At the beginning of this episode, we see where William has been this whole season–in a maelstrom of the worst moments of his life, being taunted by an imaginary version of his daughter. Then Host-Charlotte shows up to bring him back into the fold at Delos, pumping him for information on the data he sold to Serac some time ago. He seems to know there’s a mole, but it’s not clear if he knows it’s her. Nevertheless, he agrees to back her up at the emergency shareholder’s meeting to save the company from Serac’s buyout.
Then we see Bernard and Stubbs hiding out in a motel, after a brief scene of Bernard being brought back by Dolores in the past. Bernard is still able to alter Stubbs with the controls for his host core, but it seems Stubbs is at least aware of it happening, even if he can’t stop it. When Bernard tweaks his data, Stubbs scoffs and says “f**k you, Bernard.”
Dolores is getting Caleb ready to hobnob with some rich people, while Dempsey’s hash key is stolen by Host-Connels. Then Dolores steals another key from the blood of a finance guy she knocks out while Caleb looks on–if he’s having anything like my reaction, he’s both scared and swept off his feet. Dolores injects him with the key and they move on to wherever they’re stealing from. After a tense moment in a bank, they make a giant transfer to fund Dolores’s plans.

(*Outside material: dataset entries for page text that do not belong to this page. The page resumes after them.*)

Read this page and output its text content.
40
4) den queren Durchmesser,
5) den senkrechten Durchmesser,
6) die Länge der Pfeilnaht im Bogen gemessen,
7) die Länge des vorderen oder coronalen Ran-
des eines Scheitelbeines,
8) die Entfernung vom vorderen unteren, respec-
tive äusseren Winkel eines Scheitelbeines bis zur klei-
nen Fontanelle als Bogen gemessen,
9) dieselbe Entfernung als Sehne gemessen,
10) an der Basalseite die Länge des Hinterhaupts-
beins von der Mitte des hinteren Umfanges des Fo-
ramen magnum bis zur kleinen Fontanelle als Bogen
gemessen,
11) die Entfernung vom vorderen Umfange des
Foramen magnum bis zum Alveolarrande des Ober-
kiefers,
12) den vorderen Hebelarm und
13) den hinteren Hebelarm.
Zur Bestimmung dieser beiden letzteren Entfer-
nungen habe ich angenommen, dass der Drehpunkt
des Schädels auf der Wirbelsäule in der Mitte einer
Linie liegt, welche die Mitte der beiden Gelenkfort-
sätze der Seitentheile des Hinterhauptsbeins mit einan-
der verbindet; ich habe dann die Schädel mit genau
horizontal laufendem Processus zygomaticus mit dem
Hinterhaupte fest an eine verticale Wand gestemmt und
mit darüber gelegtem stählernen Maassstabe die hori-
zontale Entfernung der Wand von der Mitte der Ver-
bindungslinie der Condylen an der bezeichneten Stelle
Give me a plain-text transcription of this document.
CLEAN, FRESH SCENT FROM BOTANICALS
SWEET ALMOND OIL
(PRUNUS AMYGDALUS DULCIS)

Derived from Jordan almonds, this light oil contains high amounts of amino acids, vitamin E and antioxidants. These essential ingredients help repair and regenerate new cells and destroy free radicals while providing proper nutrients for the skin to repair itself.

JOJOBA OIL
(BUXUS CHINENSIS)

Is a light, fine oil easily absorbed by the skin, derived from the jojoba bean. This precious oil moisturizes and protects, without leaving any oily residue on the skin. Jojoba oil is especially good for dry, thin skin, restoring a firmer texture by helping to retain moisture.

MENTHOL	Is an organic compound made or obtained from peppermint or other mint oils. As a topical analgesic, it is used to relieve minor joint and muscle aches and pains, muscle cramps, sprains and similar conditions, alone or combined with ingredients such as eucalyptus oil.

Then Serac shows Maeve where Dolores made the other hosts she saved, and reveals to her that there are several other hosts out there already. He tortures an informant in front of her, showing him possible futures if he does or doesn’t help them. His whole thing is “future,” and it seems like he’s really sticking to his brand.
Meanwhile, a masked ball scene serves as the high point of the episode, showing Dempsey cruising hosts being displayed in Victorian wear while Dolores and Caleb skulk around waiting to get him. Instead, Bernard and Stubbs get to him first. Bernard is surprised Dolores hasn’t made the switch yet, and Dolores seems surprised to see Bernard, so she starts shooting. Then, in an earth-shattering reveal, the three hosts who Dolores has reanimated all reveal themselves to be–Dolores!
This episode left us without much more to speculate on when it comes to the mysterious billionaire Serac. Maeve and Serac have their encounter in the hotel that’s served as Dolores’s meeting place several times already. A connection? Serac also makes a cryptic reference to his past that has made the Internet think he might be a Host–but that could be a feint on the show’s part; for a lot of reasons, it might be more interesting to explore how Serac got displaced by some biochemical disaster that contributed to making this world the way it is. However, if Serac is the one who created the supercomputer, it could make sense that only a computer could build another computer.
William’s whole dynamic with his dead daughter is something of a bore, though. It’s like, okay, we get it, she’s a manifestation of his guilt. The D stories in this show can be pretty heavy-handed, and this one was a prime example. Another rather tired part of the episode was when Caleb shoehorned in the phrase “I’m with her.” Like okay, we get it, it’s feminism that Dolores is an evil robot out to destroy all humanity. I’ve always loved Westworld for its strong female characters but that little touch just felt forced. However, everything else involving Dolores was incredible as always because Evan Rachel Wood has somehow found a way to be even more dynamite this season.
But the reveal! It’s so perfect for Dolores’s character as it is right now to only be relying on herself. I get the sense that her arc for this season will involve learning to trust Caleb, a double whammy for her since it means she’ll have to trust someone else and a human more specifically. He’s basically just following her lead now, but in the coming episodes, I won’t be surprised if his character has some surprises for Dolores and ends up teaching her a little something about what it means to be human. We can see her experiences in the park have left her with very little faith in either humanity or other hosts, but that might just be about to change.
7/10. – The reveal at the end was the main thing that put this one over the 5/10 mark. The rest mostly felt like set-up to the rest of the season, or just filler.